The effort by Marsha Vitow brought opposition from neighbors concerned about safety and aesthetics and confounded city officials, who work for a mayor with a "cleaner, greener" agenda but had to deal with the city codes now on the books. Vitow needed a variance to build above the 35-foot residential height limit but the law didn't allow for wind turbines.
"This will pave the way for a more progressive Baltimore," Vitow told the Board of Municipal and Zoning Appeals, which voted 4 to 1 against the turbine.

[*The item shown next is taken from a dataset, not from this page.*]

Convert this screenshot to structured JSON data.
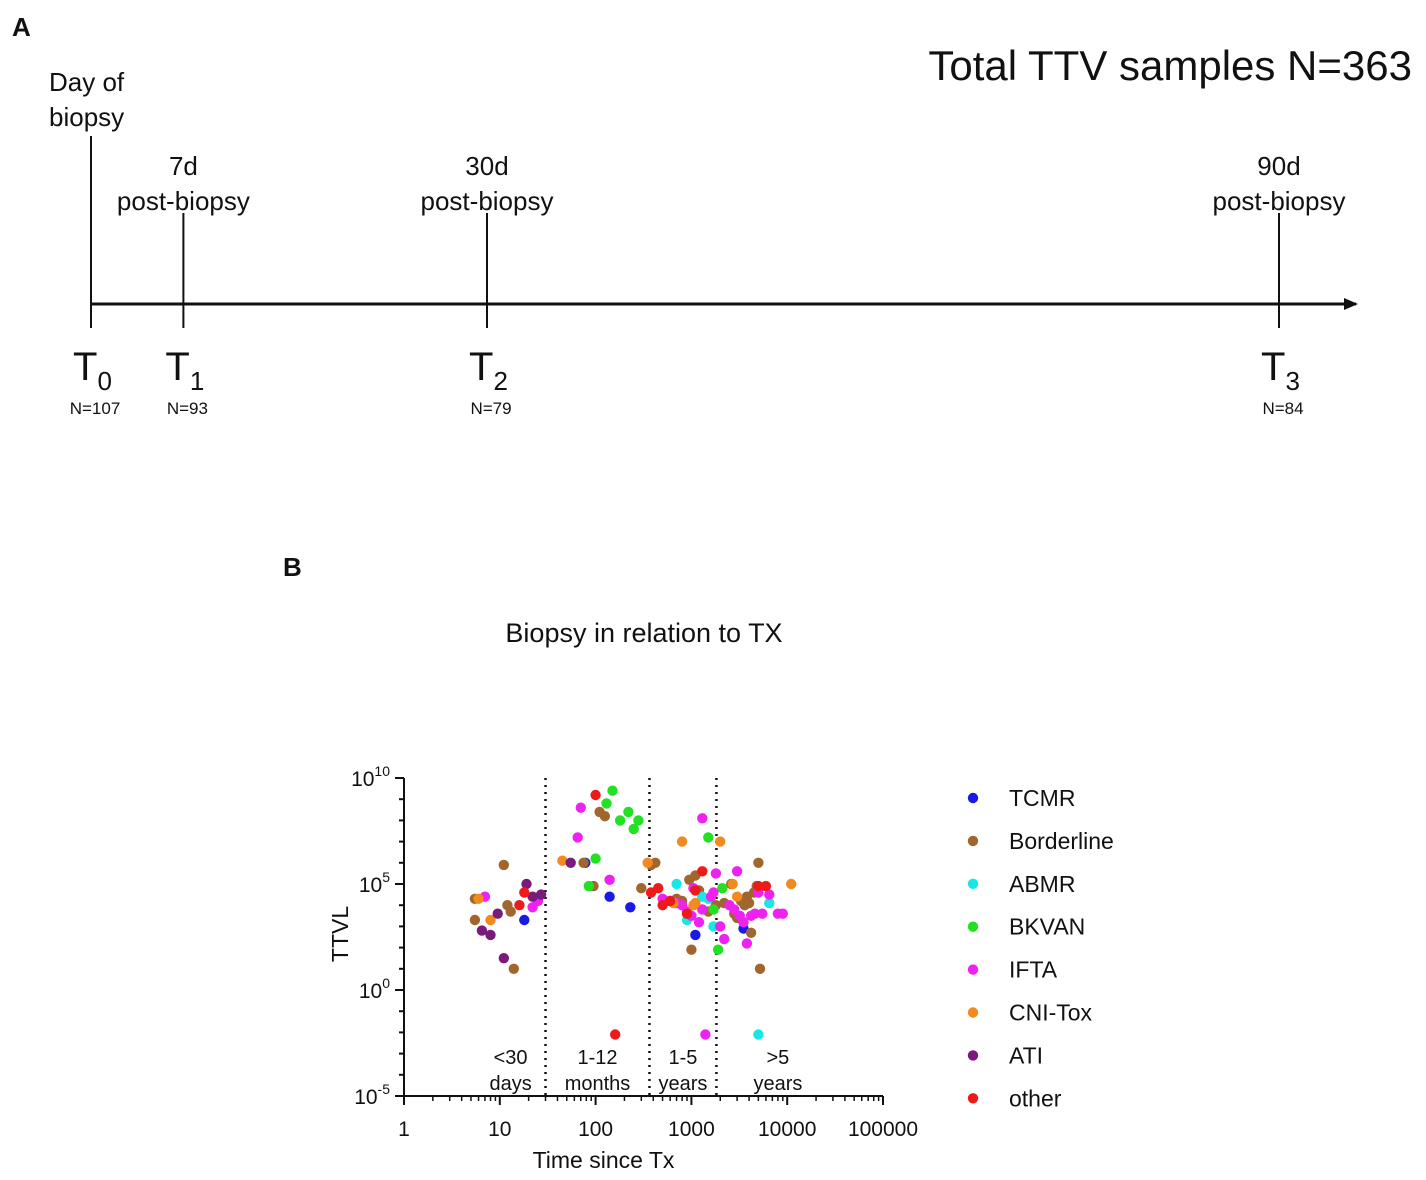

David Tanner, executive director of the board, said the members had a long debate but decided wind turbines were not a legal exception. Tanner said city officials would have to address the issue as they rewrite decades-old zoning law this year or pass separate legislation allowing the turbines.
Vitow's contractors at Green Solutions of Maryland had argued that the turbines were allowed under the law. They also said they hired engineers to ensure the 300-pound, 8-foot-tall vertical axis turbine would be secure on a 100-year-old house and could not be seen from the street. It would make little noise and generate 20 percent to 40 percent of the home's energy.
But Vitow's immediate neighbors, who consider themselves eco-conscious, said a turbine is not appropriate for the city. Cindy Flacks said she bought her house in part because of the roof deck and thought the turbine would ruin the view. Patrice Davidson said she was worried about damaging their joint wall.
Other cities around the country and rural counties in Maryland allow turbines. Baltimore and Anne Arundel counties are considering them.